Ein Abbild der Vegangenheit
„Die Geschichte zeigt uns, dass es bislang nur Männer waren, die diese Ehrung erhalten haben. Aber ich bin fest davon überzeugt, dass sich dieser Umstand ändern wird – und dass künftig auch viele Frauen in die Reihen der Ehrenbürger:innen aufgenommen werden, die sich ebenso herausragend für unsere Stadt eingesetzt haben", so Bürgermeister Matthias Stadler bei seiner Ansprache.
Die Gestaltung der Tafel
Die Kombination zweier ebenso hochwertiger wie langlebiger Materialien – Glas und Edelstahl – soll die Würdenträger.innen lange Zeit ins Blickfeld der Rathausbesucher:innen rücken. Diese Materialien sind in der Ausstattung des Rathauses an vielen Stellen zu finden und fügen sich natürlich ins Ensemble ein.
Die Größe und Position der Tafel nehmen Bezug auf die Glasbrücke vor dem Aufzug. Die leichte und transparente Anmutung ist eine zeitgemäße, luftiglebendige Interpretation der oft üblichen Steinplatten. Die Transparenz und geradlinige Schrift erzählen von einem zeitgemäßen, offenen Blick auf die Geschichte.
Das St. Pöltner Wappentier spaziert dynamisch in die Tafel hinein und kontrastiert die klar umgrenzte Glasfläche.
Auf der Tafel ist ausreichend Freiraum für weitere 14 Ehrenbürger und hoffentlich bald Ehrenbürgerinnen ist vorgesehen.

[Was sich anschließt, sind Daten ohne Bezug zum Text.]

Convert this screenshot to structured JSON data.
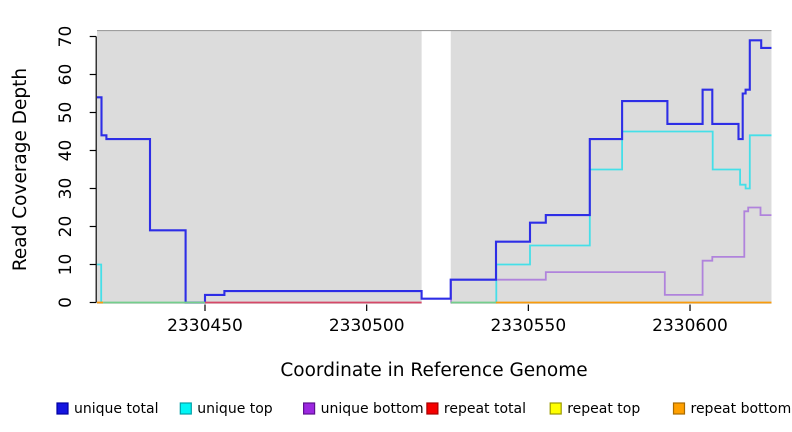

Die Künstlerin Doris Zichtl
Die Tafel wurde von der St. Pöltner Künstlerin Doris Zichtl entworfen. Die Künstlerin hat Innenarchitektur und dreidimensionale Gestaltung an der New Design University St. Pölten studiert. Schon während ihres Studiums hat sie eine Ausstellungsgestaltung für das Stadtmuseum St. Pölten übernommen. 2004 hat Doris Zichtl gemeinsam mit Georg Bergner und Marcello Hrasko das Atelier „no-mad-designers" in St. Pölten gegründet. Sie ist seither vorwiegend im Bereich Ausstellungsdesign und Innenarchitektur selbstständig.